Rapid charger power restriction (excluding car and battery factors) is usually down to:
- two charging on the same rapid, the available maximum power gets shared (if set for dual charging)
- using one of a row of chargers, where the grid feed is limited (i.e. the incoming cable). Sometimes the chargers can intelligently share the power between them, so it matters what vehicles are connected to the other chargers.
- I don't think that there are dynamic factors which impact the grid feed, except possibly in places like Braintree which have an on-site grid level battery, so local level of charge may be a factor.
My concern is that the Enyaq is not taking charge at any reasonable level - a factor controlled by the car's battery management system, and certainly not up to the graphs I've seen published, which indicate that it should take 50kW from a 50kW charger until quite high up the charge level.
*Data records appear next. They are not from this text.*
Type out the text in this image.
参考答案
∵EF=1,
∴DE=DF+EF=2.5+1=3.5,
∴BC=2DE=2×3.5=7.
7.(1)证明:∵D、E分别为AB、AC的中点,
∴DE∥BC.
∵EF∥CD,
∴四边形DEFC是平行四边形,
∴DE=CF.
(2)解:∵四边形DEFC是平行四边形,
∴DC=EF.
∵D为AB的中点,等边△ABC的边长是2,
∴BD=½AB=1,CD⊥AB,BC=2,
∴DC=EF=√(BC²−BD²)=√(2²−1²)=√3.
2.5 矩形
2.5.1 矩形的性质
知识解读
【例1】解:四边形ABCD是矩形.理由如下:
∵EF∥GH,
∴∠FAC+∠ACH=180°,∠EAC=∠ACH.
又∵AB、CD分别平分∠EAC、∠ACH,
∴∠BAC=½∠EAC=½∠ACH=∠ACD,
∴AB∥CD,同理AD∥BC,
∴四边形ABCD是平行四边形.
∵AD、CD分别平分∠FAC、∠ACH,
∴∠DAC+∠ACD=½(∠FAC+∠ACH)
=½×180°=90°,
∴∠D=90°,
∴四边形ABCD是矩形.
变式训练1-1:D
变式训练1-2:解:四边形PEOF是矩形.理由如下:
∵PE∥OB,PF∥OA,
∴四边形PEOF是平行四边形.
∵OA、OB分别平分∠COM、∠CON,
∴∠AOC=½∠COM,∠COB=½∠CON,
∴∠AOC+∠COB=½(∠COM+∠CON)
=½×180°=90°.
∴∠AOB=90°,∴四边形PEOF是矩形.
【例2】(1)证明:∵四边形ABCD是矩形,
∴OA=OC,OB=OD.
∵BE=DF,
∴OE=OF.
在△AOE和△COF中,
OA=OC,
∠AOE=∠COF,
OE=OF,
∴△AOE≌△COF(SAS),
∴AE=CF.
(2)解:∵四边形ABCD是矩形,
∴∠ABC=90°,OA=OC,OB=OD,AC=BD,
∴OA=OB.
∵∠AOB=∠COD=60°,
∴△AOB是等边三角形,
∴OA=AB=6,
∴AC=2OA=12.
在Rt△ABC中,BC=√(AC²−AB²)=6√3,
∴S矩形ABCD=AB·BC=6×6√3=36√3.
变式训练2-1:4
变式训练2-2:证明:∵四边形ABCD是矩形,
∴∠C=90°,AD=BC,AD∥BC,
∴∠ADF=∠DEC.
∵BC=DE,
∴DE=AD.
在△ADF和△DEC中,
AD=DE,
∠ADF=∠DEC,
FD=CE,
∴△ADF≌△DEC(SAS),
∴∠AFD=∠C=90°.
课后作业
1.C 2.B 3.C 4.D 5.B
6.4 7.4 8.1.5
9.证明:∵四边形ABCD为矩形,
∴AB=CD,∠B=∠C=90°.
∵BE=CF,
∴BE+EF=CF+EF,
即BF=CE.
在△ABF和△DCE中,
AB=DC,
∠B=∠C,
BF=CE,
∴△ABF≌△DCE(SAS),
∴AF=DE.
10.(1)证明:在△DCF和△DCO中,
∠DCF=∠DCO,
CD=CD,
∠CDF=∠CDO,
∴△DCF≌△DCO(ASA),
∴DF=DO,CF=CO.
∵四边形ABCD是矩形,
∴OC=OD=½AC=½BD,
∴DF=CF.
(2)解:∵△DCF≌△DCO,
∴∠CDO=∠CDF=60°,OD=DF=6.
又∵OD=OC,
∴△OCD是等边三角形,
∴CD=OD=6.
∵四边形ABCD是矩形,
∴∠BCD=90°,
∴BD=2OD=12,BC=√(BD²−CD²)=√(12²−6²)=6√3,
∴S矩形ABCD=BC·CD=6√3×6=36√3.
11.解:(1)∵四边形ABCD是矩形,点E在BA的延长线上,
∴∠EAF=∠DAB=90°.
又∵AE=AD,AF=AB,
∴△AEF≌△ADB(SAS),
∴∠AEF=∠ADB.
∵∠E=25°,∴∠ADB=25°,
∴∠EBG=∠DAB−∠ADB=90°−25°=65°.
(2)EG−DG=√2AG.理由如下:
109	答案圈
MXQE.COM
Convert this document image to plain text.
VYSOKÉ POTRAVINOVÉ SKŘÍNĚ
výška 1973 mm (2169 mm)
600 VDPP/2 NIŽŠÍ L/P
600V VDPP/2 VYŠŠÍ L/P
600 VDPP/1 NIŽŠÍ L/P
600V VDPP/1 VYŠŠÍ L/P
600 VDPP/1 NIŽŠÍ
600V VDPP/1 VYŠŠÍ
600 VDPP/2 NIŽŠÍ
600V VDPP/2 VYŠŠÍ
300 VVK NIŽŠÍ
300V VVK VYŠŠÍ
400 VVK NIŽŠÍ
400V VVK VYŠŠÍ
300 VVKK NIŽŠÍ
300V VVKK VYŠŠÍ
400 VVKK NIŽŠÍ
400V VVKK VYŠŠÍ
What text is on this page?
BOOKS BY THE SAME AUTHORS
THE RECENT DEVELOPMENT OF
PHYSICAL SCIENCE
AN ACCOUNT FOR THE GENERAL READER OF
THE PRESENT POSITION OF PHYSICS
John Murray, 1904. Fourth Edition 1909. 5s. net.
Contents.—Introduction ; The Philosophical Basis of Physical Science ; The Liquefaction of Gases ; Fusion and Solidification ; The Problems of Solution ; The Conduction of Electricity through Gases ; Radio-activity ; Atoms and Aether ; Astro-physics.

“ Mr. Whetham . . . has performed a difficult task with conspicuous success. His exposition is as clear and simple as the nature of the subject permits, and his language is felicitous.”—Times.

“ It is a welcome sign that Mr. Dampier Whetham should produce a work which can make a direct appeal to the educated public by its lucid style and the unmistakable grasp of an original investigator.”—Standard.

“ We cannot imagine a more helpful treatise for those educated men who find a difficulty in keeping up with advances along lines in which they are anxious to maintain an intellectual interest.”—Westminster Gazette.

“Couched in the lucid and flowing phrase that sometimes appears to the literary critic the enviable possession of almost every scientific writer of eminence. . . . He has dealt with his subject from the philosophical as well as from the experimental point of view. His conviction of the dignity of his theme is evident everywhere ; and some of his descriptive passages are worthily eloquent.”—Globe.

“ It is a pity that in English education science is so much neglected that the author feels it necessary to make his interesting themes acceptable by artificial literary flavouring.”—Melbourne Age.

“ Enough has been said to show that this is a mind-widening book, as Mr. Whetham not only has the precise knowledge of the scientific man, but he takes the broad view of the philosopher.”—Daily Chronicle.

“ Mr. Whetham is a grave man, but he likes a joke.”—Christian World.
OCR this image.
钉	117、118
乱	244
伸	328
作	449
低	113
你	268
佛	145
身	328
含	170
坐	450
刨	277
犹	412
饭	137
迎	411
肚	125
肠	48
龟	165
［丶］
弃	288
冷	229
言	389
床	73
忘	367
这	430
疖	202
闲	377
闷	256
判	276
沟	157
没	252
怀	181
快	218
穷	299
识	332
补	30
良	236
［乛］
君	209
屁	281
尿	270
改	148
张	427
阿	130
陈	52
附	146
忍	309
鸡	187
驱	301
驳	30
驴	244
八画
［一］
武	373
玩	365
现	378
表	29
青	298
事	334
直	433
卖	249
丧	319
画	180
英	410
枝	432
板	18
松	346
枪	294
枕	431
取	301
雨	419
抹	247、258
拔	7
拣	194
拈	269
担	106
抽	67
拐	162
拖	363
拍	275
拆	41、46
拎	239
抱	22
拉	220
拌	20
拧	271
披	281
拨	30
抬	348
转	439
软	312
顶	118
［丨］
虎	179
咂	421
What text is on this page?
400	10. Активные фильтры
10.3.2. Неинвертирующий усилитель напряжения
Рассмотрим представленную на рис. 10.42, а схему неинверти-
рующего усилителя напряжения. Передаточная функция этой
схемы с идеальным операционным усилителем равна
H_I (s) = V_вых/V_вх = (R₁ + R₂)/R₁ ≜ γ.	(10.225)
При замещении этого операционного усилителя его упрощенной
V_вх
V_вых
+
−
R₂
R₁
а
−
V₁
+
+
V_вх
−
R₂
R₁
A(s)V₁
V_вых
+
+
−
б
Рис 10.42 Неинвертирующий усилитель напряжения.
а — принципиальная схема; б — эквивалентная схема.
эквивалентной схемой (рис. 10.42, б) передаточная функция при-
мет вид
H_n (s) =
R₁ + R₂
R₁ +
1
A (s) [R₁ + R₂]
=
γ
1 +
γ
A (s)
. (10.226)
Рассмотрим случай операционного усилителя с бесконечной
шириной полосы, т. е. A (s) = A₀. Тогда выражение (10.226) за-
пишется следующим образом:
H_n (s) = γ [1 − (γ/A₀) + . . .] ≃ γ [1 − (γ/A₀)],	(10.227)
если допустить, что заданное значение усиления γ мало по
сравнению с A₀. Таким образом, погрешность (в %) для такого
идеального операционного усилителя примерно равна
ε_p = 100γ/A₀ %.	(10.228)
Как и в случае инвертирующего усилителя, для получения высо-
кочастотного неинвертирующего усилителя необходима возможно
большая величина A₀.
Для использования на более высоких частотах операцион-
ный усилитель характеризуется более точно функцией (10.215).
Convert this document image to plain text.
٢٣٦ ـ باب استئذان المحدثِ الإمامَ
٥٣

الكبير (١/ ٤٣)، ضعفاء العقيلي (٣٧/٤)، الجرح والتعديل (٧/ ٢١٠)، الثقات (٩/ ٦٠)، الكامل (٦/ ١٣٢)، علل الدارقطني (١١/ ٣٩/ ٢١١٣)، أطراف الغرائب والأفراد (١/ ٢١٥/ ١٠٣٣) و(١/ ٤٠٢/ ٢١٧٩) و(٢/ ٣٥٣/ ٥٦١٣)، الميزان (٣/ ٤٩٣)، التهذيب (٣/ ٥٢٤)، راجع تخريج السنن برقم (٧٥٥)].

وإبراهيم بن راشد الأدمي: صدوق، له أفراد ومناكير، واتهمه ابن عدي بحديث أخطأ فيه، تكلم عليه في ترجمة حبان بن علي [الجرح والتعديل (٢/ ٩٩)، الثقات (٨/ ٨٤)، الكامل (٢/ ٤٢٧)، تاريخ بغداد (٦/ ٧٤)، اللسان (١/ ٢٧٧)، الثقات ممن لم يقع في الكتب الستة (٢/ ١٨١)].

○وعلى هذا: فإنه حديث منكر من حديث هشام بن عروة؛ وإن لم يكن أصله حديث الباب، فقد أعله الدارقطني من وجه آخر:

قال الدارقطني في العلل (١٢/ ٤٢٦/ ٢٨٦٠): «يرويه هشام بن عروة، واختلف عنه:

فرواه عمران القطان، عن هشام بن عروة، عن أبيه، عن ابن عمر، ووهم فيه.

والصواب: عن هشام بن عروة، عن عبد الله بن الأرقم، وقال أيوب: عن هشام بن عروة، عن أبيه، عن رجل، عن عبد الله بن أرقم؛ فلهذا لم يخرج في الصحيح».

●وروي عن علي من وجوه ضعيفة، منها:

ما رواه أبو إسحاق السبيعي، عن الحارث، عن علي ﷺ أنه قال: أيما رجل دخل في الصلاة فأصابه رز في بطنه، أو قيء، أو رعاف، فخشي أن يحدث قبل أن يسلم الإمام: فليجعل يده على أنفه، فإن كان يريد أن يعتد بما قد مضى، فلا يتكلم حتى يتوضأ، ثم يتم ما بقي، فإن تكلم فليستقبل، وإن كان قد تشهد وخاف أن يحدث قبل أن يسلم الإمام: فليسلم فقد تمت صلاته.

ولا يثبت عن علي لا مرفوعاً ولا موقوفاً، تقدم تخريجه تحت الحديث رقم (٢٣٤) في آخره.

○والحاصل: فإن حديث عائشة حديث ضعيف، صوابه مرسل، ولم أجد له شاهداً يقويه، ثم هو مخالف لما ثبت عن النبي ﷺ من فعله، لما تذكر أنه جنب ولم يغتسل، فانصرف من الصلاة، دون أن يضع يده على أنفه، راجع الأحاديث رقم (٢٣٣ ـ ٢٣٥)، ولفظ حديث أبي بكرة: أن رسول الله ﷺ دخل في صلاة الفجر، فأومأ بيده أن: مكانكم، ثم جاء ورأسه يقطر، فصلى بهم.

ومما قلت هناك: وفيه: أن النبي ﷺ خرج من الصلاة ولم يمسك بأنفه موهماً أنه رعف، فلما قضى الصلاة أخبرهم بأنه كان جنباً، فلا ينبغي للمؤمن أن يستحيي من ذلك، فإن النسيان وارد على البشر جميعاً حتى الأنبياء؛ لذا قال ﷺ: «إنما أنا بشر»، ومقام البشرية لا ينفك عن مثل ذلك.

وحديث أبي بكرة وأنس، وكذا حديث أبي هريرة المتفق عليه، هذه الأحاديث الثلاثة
In a direct comparison with the Leaf (50kW max), the Enyaq (125kW max) appears to be charging at a slower rate - this is dire when you consider that the Enyaq has temperature control on the battery pack and the Leaf has no such luxury.
I can only hope that the forthcoming software update resolves this issue. Otherwise, I'll be looking closely at how early I can swap back to Nissan and get an Ariya. Despite the Enyaq being a very nice car, Nissan's EV experience over VW Groups inexperience is glaring obvious to me.